While cluster 0, 1, and 3 are the non-product-related clusters. Cluster 0 is characterized by terms like “gifted” and “dermalogica sampling,” representing incentivized reviews that may introduce positive bias. Conversely, Cluster 1 focuses on “sample size” complaints.

Visualization of top 50 bigrams for each cluster.

Code
n_clusters = 9
n_cols = 3
n_rows = math.ceil(n_clusters / n_cols)

fig, axes = plt.subplots(n_rows, n_cols, figsize=(20, 15))
axes = axes.flatten() 

sorted_clusters = sorted(df_sample['predicted_label'].unique())


for i, cluster_id in enumerate(sorted_clusters):
    ax = axes[i]
    
    cluster_data = df_sample[df_sample['predicted_label'] == cluster_id]
    
    combined_text = " ".join(cluster_data['review_text_cleaned'].astype(str).tolist())
    
    ngrams_list = generate_ngrams(combined_text, n_gram=2)
    
    ngram_counts = dict(Counter(ngrams_list).most_common(50))
    
    if len(ngram_counts) > 0:
        wc = WordCloud(
            width=800, 
            height=400, 
            background_color='white', 
            colormap='viridis', 
            max_font_size=100
        ).generate_from_frequencies(ngram_counts)
        
        ax.imshow(wc, interpolation="bilinear")
        ax.set_title(f"Cluster {cluster_id} Theme\n(Size: {len(cluster_data)})", fontsize=14)
    else:
        ax.text(0.5, 0.5, "Not enough data", ha='center', va='center')
        
    ax.axis('off') 

for j in range(i + 1, len(axes)):
    axes[j].axis('off')

plt.tight_layout()
plt.show()

8. Conclusion

To conclude, by replacing static star ratings with an unsupervised learning result, we transformed a sample unstructured customer feedback into 9 distinct semantic clusters.
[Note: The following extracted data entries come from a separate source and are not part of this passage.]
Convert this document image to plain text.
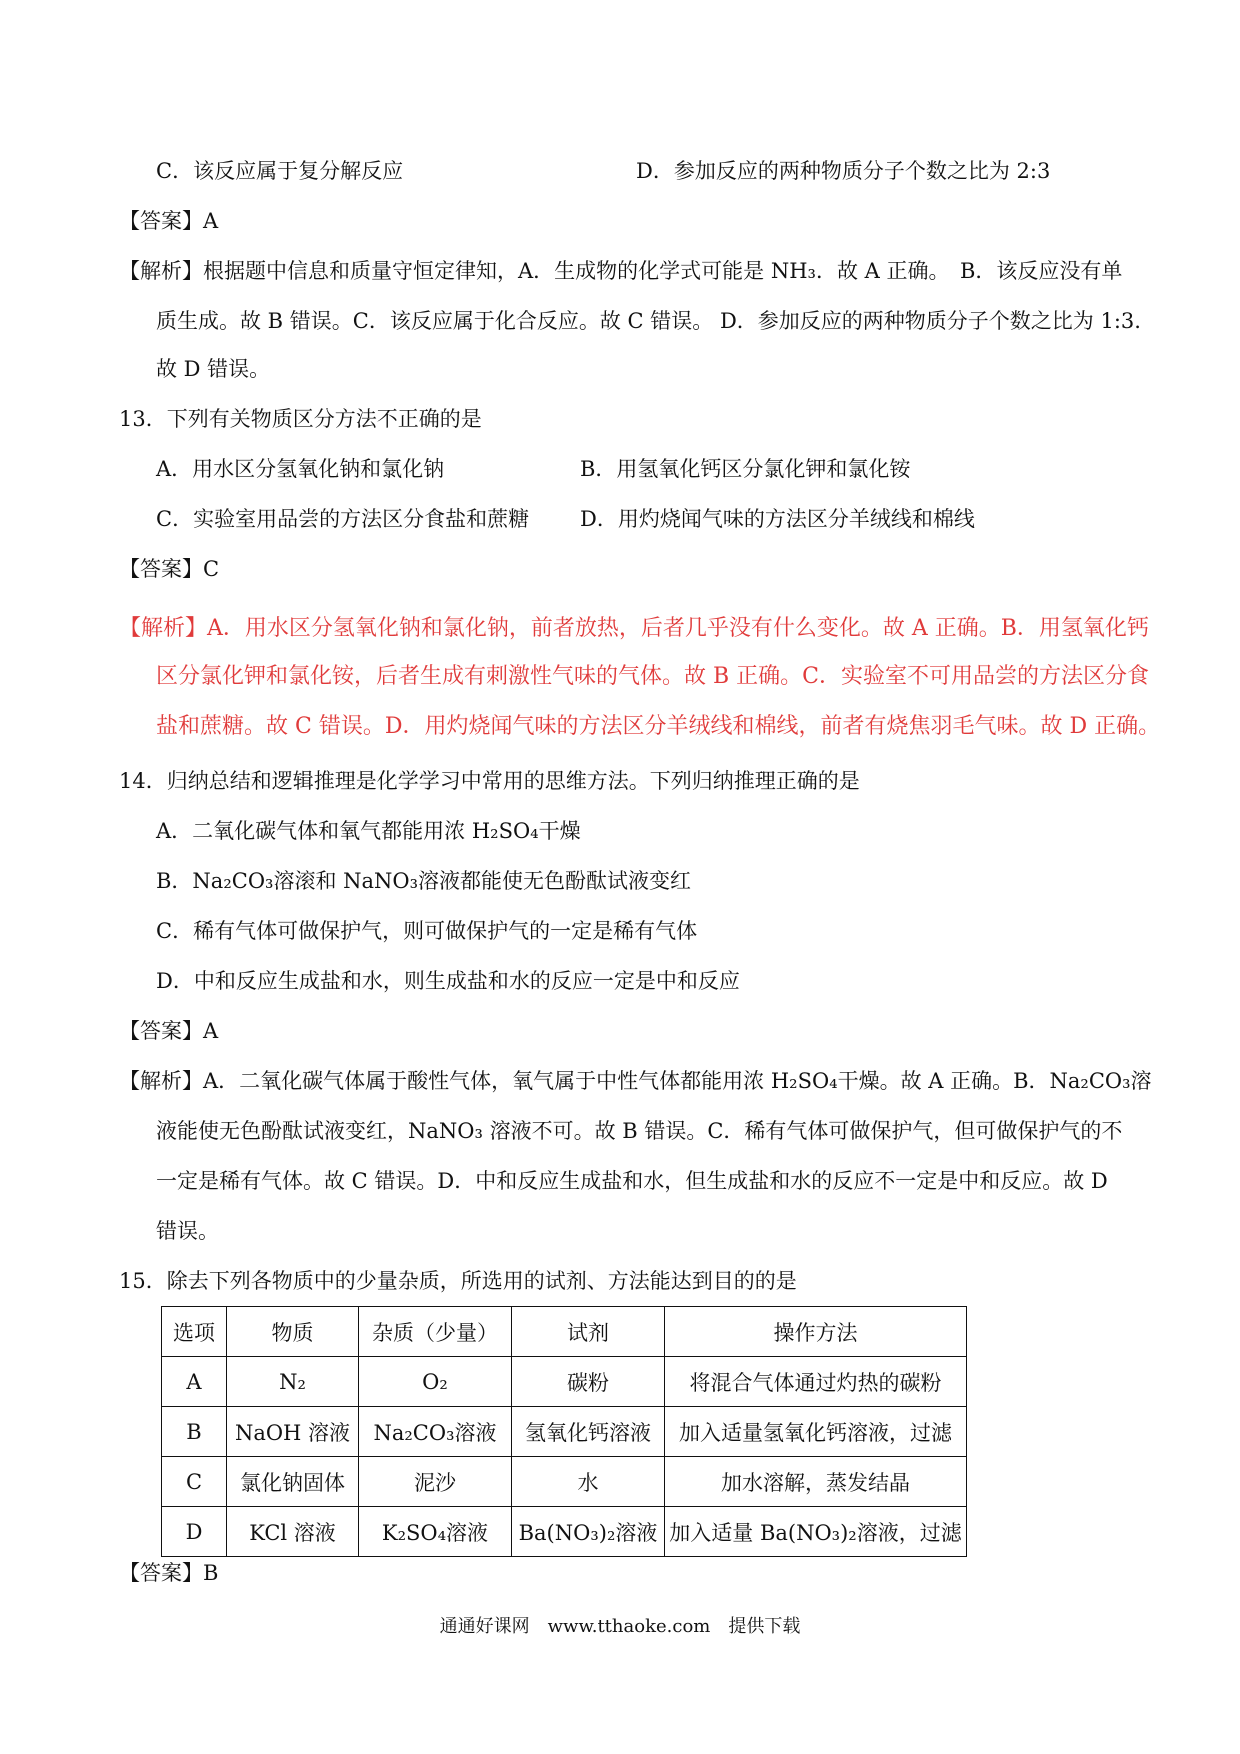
C．该反应属于复分解反应	D．参加反应的两种物质分子个数之比为 2:3
【答案】A
【解析】根据题中信息和质量守恒定律知，A．生成物的化学式可能是 NH₃．故 A 正确。　B．该反应没有单
质生成。故 B 错误。C．该反应属于化合反应。故 C 错误。 D．参加反应的两种物质分子个数之比为 1:3.
故 D 错误。
13．下列有关物质区分方法不正确的是
A．用水区分氢氧化钠和氯化钠	B．用氢氧化钙区分氯化钾和氯化铵
C．实验室用品尝的方法区分食盐和蔗糖 D．用灼烧闻气味的方法区分羊绒线和棉线
【答案】C
【解析】A．用水区分氢氧化钠和氯化钠，前者放热，后者几乎没有什么变化。故 A 正确。B．用氢氧化钙
区分氯化钾和氯化铵，后者生成有刺激性气味的气体。故 B 正确。C．实验室不可用品尝的方法区分食
盐和蔗糖。故 C 错误。D．用灼烧闻气味的方法区分羊绒线和棉线，前者有烧焦羽毛气味。故 D 正确。
14．归纳总结和逻辑推理是化学学习中常用的思维方法。下列归纳推理正确的是
A．二氧化碳气体和氧气都能用浓 H₂SO₄干燥
B．Na₂CO₃溶滚和 NaNO₃溶液都能使无色酚酞试液变红
C．稀有气体可做保护气，则可做保护气的一定是稀有气体
D．中和反应生成盐和水，则生成盐和水的反应一定是中和反应
【答案】A
【解析】A．二氧化碳气体属于酸性气体，氧气属于中性气体都能用浓 H₂SO₄干燥。故 A 正确。B．Na₂CO₃溶
液能使无色酚酞试液变红，NaNO₃ 溶液不可。故 B 错误。C．稀有气体可做保护气，但可做保护气的不
一定是稀有气体。故 C 错误。D．中和反应生成盐和水，但生成盐和水的反应不一定是中和反应。故 D
错误。
15．除去下列各物质中的少量杂质，所选用的试剂、方法能达到目的的是
选项	物质	杂质（少量）	试剂	操作方法
A	N₂	O₂	碳粉	将混合气体通过灼热的碳粉
B	NaOH 溶液	Na₂CO₃溶液	氢氧化钙溶液	加入适量氢氧化钙溶液，过滤
C	氯化钠固体	泥沙	水	加水溶解，蒸发结晶
D	KCl 溶液	K₂SO₄溶液	Ba(NO₃)₂溶液	加入适量 Ba(NO₃)₂溶液，过滤
【答案】B
通通好课网　www.tthaoke.com　提供下载
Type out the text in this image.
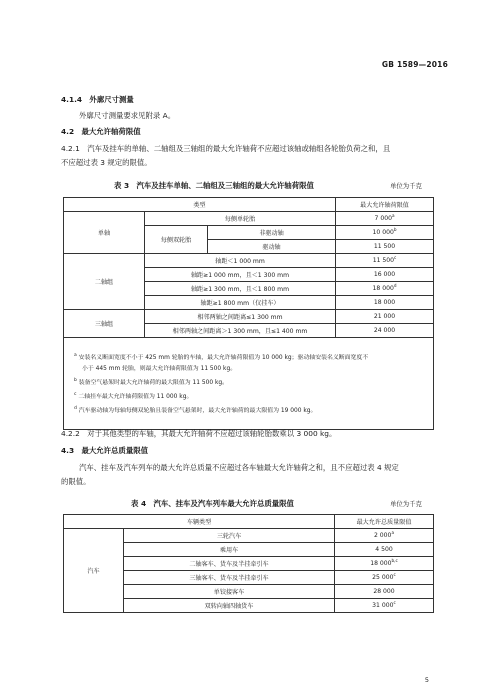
GB 1589—2016
4.1.4　外廓尺寸测量
外廓尺寸测量要求见附录 A。
4.2　最大允许轴荷限值
4.2.1　汽车及挂车的单轴、二轴组及三轴组的最大允许轴荷不应超过该轴或轴组各轮胎负荷之和，且
不应超过表 3 规定的限值。
表 3　汽车及挂车单轴、二轴组及三轴组的最大允许轴荷限值	单位为千克
类型			最大允许轴荷限值
单轴	每侧单轮胎		7 000$^a$
	每侧双轮胎	非驱动轴	10 000$^b$
		驱动轴	11 500
二轴组	轴距＜1 000 mm		11 500$^c$
	轴距≥1 000 mm，且＜1 300 mm		16 000
	轴距≥1 300 mm，且＜1 800 mm		18 000$^d$
	轴距≥1 800 mm（仅挂车）		18 000
三轴组	相邻两轴之间距离≤1 300 mm		21 000
	相邻两轴之间距离＞1 300 mm，且≤1 400 mm		24 000

$^a$ 安装名义断面宽度不小于 425 mm 轮胎的车轴，最大允许轴荷限值为 10 000 kg；驱动轴安装名义断面宽度不
小于 445 mm 轮胎，则最大允许轴荷限值为 11 500 kg。
$^b$ 装备空气悬架时最大允许轴荷的最大限值为 11 500 kg。
$^c$ 二轴挂车最大允许轴荷限值为 11 000 kg。
$^d$ 汽车驱动轴为每轴每侧双轮胎且装备空气悬架时，最大允许轴荷的最大限值为 19 000 kg。
4.2.2　对于其他类型的车轴，其最大允许轴荷不应超过该轴轮胎数乘以 3 000 kg。
4.3　最大允许总质量限值
汽车、挂车及汽车列车的最大允许总质量不应超过各车轴最大允许轴荷之和，且不应超过表 4 规定
的限值。
表 4　汽车、挂车及汽车列车最大允许总质量限值	单位为千克
车辆类型		最大允许总质量限值
汽车	三轮汽车	2 000$^a$
	乘用车	4 500
	二轴客车、货车及半挂牵引车	18 000$^{b,c}$
	三轴客车、货车及半挂牵引车	25 000$^c$
	单铰接客车	28 000
	双转向轴四轴货车	31 000$^c$
5
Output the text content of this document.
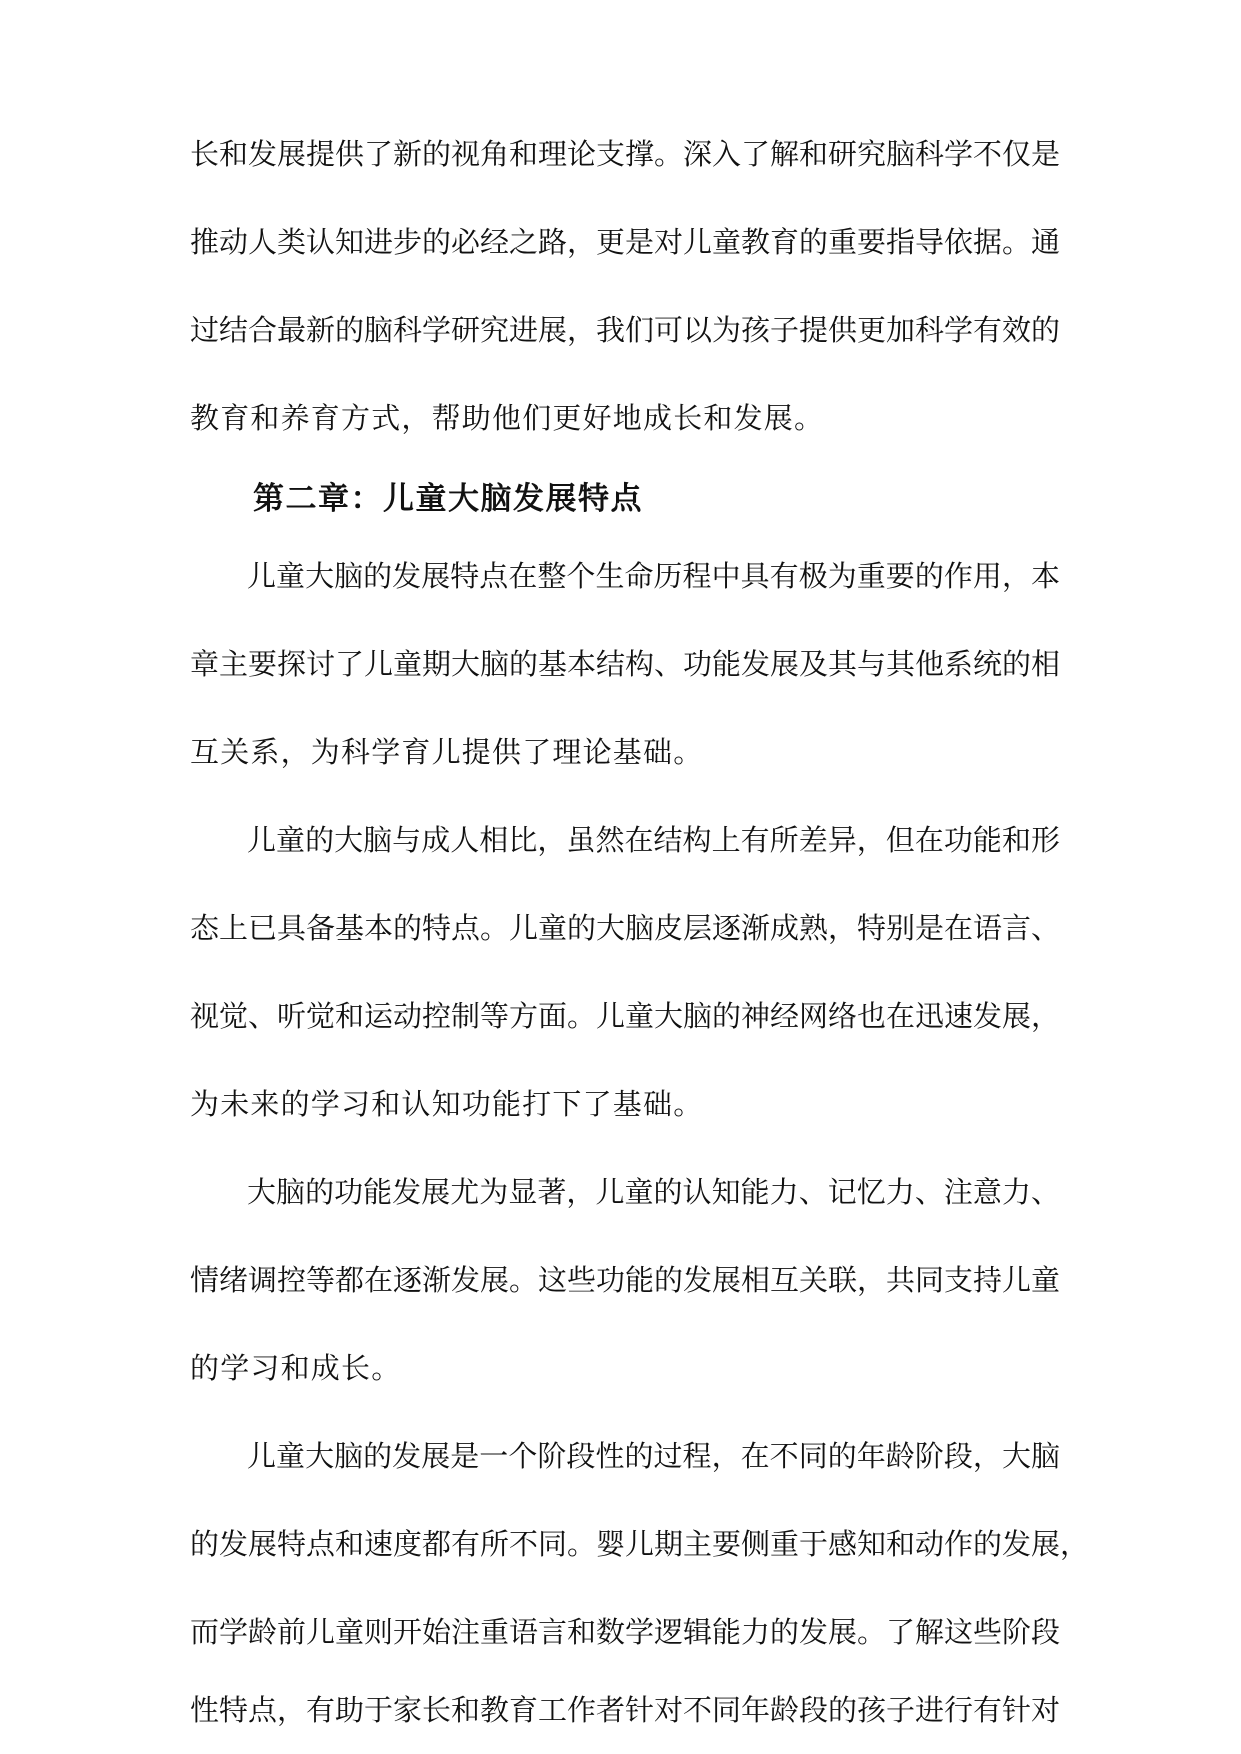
长和发展提供了新的视角和理论支撑。深入了解和研究脑科学不仅是
推动人类认知进步的必经之路，更是对儿童教育的重要指导依据。通
过结合最新的脑科学研究进展，我们可以为孩子提供更加科学有效的
教育和养育方式，帮助他们更好地成长和发展。
第二章：儿童大脑发展特点
儿童大脑的发展特点在整个生命历程中具有极为重要的作用，本
章主要探讨了儿童期大脑的基本结构、功能发展及其与其他系统的相
互关系，为科学育儿提供了理论基础。
儿童的大脑与成人相比，虽然在结构上有所差异，但在功能和形
态上已具备基本的特点。儿童的大脑皮层逐渐成熟，特别是在语言、
视觉、听觉和运动控制等方面。儿童大脑的神经网络也在迅速发展，
为未来的学习和认知功能打下了基础。
大脑的功能发展尤为显著，儿童的认知能力、记忆力、注意力、
情绪调控等都在逐渐发展。这些功能的发展相互关联，共同支持儿童
的学习和成长。
儿童大脑的发展是一个阶段性的过程，在不同的年龄阶段，大脑
的发展特点和速度都有所不同。婴儿期主要侧重于感知和动作的发展，
性特点，有助于家长和教育工作者针对不同年龄段的孩子进行有针对
而学龄前儿童则开始注重语言和数学逻辑能力的发展。了解这些阶段
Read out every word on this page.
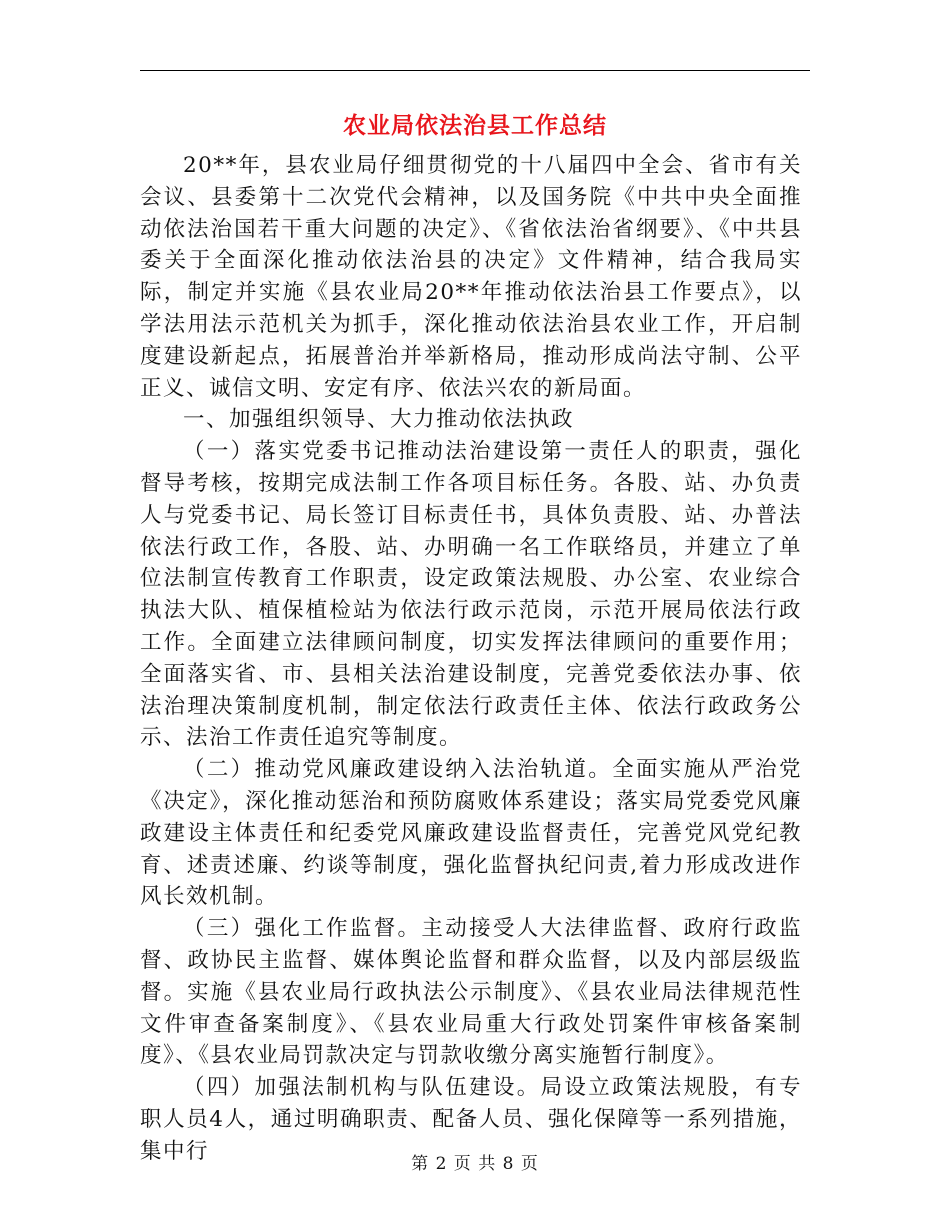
农业局依法治县工作总结

20**年，县农业局仔细贯彻党的十八届四中全会、省市有关会议、县委第十二次党代会精神，以及国务院《中共中央全面推动依法治国若干重大问题的决定》、《省依法治省纲要》、《中共县委关于全面深化推动依法治县的决定》文件精神，结合我局实际，制定并实施《县农业局20**年推动依法治县工作要点》，以学法用法示范机关为抓手，深化推动依法治县农业工作，开启制度建设新起点，拓展普治并举新格局，推动形成尚法守制、公平正义、诚信文明、安定有序、依法兴农的新局面。

一、加强组织领导、大力推动依法执政

（一）落实党委书记推动法治建设第一责任人的职责，强化督导考核，按期完成法制工作各项目标任务。各股、站、办负责人与党委书记、局长签订目标责任书，具体负责股、站、办普法依法行政工作，各股、站、办明确一名工作联络员，并建立了单位法制宣传教育工作职责，设定政策法规股、办公室、农业综合执法大队、植保植检站为依法行政示范岗，示范开展局依法行政工作。全面建立法律顾问制度，切实发挥法律顾问的重要作用；全面落实省、市、县相关法治建设制度，完善党委依法办事、依法治理决策制度机制，制定依法行政责任主体、依法行政政务公示、法治工作责任追究等制度。

（二）推动党风廉政建设纳入法治轨道。全面实施从严治党《决定》，深化推动惩治和预防腐败体系建设；落实局党委党风廉政建设主体责任和纪委党风廉政建设监督责任，完善党风党纪教育、述责述廉、约谈等制度，强化监督执纪问责,着力形成改进作风长效机制。

（三）强化工作监督。主动接受人大法律监督、政府行政监督、政协民主监督、媒体舆论监督和群众监督，以及内部层级监督。实施《县农业局行政执法公示制度》、《县农业局法律规范性文件审查备案制度》、《县农业局重大行政处罚案件审核备案制度》、《县农业局罚款决定与罚款收缴分离实施暂行制度》。

（四）加强法制机构与队伍建设。局设立政策法规股，有专职人员4人，通过明确职责、配备人员、强化保障等一系列措施，集中行

第 2 页 共 8 页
We experimented two types of algorithms: K-Means and DBSCAN, and by comparison of the 2 algorithms, we found the K-Means is a better fit to our case. Then we interpreted our clustering results in terms of their business value, and classified the 9 clusterings into 3 distinct categories: skin-related topic, product-related topic, and non-product-related noise topic.

Next Step

In this project, the whole clustering building process is only using around 10,000 sample reviews, the clustering result may not represent the whole reviews. Additionally, we identify the limitation of methods we used in this project, such as the computation limitation of the t-sne, and not the most ideal cluster assumptions for both algorithms, a more robust approach is needed.